Italia e Germania rilanciano la loro alleanza politica e strategica nel cuore dell'Unione Europea. Al termine del vertice intergovernativo tenutosi a Roma, il Presidente del Consiglio Giorgia Meloni e il Cancelliere tedesco Friedrich Merz hanno firmato il protocollo su un piano d'azione italo-tedesco per la cooperazione bilaterale e strategica dell'UE. Questo documento ribadisce l'importanza centrale del legame transatlantico tra Europa e Stati Uniti e il loro impegno comune a rispettare il diritto internazionale, compresi i principi di integrità territoriale e sovranità.
Nell'accordo, Roma e Berlino sottolineano che un solido rapporto con Washington rimane un pilastro della sicurezza europea, basato su valori condivisi e interessi convergenti, in un contesto internazionale caratterizzato da conflitti aperti, instabilità regionale e competizione tra grandi potenze. Allo stesso tempo, i due governi riaffermano la loro responsabilità, in quanto Stati fondatori dell'Unione Europea, di promuovere l'integrazione comunitaria affinché l'UE possa agire più efficacemente nella difesa dei suoi valori e interessi strategici.

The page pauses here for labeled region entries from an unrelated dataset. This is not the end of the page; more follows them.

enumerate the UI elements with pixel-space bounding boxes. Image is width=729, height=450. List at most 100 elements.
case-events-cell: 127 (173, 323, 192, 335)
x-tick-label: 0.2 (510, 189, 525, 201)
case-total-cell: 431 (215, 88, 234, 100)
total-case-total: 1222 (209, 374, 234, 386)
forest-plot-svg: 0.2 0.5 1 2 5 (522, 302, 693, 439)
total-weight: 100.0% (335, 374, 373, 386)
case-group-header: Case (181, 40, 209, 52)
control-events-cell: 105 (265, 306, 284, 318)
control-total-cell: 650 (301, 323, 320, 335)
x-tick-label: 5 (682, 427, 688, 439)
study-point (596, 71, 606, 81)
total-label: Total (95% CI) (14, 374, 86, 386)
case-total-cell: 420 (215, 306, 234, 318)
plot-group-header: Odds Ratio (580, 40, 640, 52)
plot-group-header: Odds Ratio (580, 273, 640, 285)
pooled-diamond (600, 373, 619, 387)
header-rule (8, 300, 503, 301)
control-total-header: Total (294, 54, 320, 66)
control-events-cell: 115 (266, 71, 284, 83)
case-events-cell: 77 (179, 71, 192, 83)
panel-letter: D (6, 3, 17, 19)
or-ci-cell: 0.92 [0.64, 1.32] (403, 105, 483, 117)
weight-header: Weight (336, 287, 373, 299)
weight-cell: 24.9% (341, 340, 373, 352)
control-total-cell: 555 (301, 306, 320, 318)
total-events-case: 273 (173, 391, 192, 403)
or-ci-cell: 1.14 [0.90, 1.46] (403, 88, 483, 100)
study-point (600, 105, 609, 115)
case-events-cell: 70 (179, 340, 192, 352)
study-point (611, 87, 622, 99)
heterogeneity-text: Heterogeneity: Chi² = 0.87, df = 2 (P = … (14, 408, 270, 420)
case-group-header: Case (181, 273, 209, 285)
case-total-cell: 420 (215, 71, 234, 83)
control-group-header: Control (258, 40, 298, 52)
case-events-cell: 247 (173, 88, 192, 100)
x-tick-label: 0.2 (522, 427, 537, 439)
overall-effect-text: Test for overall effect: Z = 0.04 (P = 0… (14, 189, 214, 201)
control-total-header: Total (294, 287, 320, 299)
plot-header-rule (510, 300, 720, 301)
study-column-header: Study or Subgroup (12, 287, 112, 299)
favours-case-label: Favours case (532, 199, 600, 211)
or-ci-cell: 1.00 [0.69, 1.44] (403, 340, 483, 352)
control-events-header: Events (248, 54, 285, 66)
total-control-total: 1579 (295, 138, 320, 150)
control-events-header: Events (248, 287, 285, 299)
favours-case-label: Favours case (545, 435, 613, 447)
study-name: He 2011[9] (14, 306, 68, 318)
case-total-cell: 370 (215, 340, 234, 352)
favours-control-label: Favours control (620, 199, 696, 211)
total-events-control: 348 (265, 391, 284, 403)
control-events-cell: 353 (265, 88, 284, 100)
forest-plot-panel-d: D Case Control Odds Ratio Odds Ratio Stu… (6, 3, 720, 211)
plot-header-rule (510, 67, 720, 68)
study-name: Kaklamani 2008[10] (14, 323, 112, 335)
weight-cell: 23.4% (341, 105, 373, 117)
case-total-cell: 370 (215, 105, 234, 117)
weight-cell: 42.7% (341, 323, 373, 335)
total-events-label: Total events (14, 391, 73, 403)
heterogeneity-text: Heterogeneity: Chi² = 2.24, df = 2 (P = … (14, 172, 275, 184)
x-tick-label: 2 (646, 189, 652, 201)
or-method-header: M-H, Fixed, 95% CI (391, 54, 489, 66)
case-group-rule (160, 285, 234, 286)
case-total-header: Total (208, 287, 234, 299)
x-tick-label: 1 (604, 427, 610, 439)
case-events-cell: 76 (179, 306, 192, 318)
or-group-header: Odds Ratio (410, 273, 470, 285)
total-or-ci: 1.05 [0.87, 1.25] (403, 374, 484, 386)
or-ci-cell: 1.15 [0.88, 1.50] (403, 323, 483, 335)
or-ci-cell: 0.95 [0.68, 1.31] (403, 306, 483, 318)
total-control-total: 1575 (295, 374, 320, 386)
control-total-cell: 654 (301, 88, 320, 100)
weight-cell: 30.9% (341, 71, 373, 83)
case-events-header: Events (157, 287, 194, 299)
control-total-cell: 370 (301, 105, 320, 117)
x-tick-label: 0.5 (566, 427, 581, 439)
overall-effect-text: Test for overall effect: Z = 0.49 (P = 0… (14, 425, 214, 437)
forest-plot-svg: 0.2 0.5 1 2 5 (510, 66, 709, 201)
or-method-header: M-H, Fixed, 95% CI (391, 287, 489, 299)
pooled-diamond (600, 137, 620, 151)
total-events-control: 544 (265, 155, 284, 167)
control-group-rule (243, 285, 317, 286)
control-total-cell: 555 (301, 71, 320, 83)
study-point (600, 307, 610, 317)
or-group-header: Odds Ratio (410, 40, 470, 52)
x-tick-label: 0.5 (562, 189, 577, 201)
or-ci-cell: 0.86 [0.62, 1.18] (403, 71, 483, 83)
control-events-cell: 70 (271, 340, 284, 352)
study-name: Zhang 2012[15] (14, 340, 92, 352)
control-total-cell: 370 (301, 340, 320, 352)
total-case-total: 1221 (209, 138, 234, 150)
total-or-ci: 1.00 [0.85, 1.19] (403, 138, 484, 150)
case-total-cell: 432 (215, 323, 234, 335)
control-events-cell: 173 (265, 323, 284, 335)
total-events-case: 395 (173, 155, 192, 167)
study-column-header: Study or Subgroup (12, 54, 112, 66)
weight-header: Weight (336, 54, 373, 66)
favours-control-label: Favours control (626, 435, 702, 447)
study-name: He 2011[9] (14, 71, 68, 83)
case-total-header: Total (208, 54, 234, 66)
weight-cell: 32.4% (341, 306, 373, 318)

Il vertice ha rappresentato anche un rilancio politico del dialogo bilaterale dopo mesi di intense discussioni su temi europei chiave. Italia e Germania hanno condiviso la necessità di rafforzare la capacità decisionale dell'Unione, riducendo la frammentazione interna e accelerando le riforme che incidono sulla competitività, sul mercato unico e sulla politica industriale. Particolare attenzione è stata rivolta alle catene di approvvigionamento e alle materie prime critiche, un tema divenuto centrale nel dibattito europeo alla luce delle dipendenze esterne e delle tensioni geopolitiche globali.
I due leader si sono impegnati a perseguire "riforme strutturali, un programma di semplificazione sostenibile, moderazione legislativa, un'attuazione non burocratica e favorevole alle imprese e alle piccole e medie imprese delle iniziative dell'UE, nonché migliori condizioni quadro senza compromettere gli obiettivi politici e gli standard pertinenti".
Per Roma e Berlino, "una stretta cooperazione congiunta sull'attuazione della strategia per il mercato unico contribuirà a ridurre gli ostacoli rimanenti, in particolare alla libera circolazione di beni e servizi".
Come proposto nelle relazioni Letta e Draghi, Meloni e Merz sottolineano "la necessità di promuovere l'innovazione attraverso un 28° regime di diritto societario ambizioso e flessibile, aperto a tutte le imprese europee, per superare la frammentazione, i costi transfrontalieri e l'incertezza per coloro che operano in più paesi dell'UE, promuovendo gli investimenti, la mobilità dei talenti e la crescita nel mercato unico. Gli standard nazionali del lavoro e sociali non devono essere indeboliti".
Il sostegno all'attuazione del piano statunitense per porre fine al conflitto a Gaza e l'impegno a lavorare per una soluzione a due Stati sono tra i principi centrali del Memorandum. Nel documento, Roma e Berlino affermano che il loro dialogo politico sarà strettamente coordinato anche in risposta alla guerra di aggressione della Russia contro l'Ucraina, includendo sanzioni, sostegno agli sforzi del Paese per la stabilità e la ricostruzione e iniziative volte a raggiungere una pace giusta. Questo quadro include anche il sostegno all'iniziativa statunitense su Gaza, con l'obiettivo dichiarato di alleviare le sofferenze della popolazione civile e aprire la strada a un percorso politico sostenibile.
Il Piano d'azione prevede un dialogo strutturato in un'ampia gamma di regioni geopolitiche strategiche: dal Medio Oriente, compresa la regione del Golfo e la Penisola Arabica, al Nord Africa, con particolare attenzione alla Libia, passando per il Sahel, il Corno d'Africa, il Mediterraneo orientale, i Balcani occidentali, la Cina, l'Indo-Pacifico e l'Artico. È inoltre fondamentale il coordinamento delle relazioni esterne dell'Unione europea con i principali partner internazionali.
Nella parte iniziale del documento, Roma e Berlino richiamano anche la sfida comune della migrazione irregolare, che deve essere affrontata in modo coordinato ed efficace, prevedendo il rafforzamento delle partnership globali.
Particolare attenzione è rivolta al continente africano. I due leader hanno inoltre ribadito l'intensità dell'amicizia tra Italia e Germania, fondata su profonde radici storiche e culturali e sui valori condivisi di libertà e democrazia.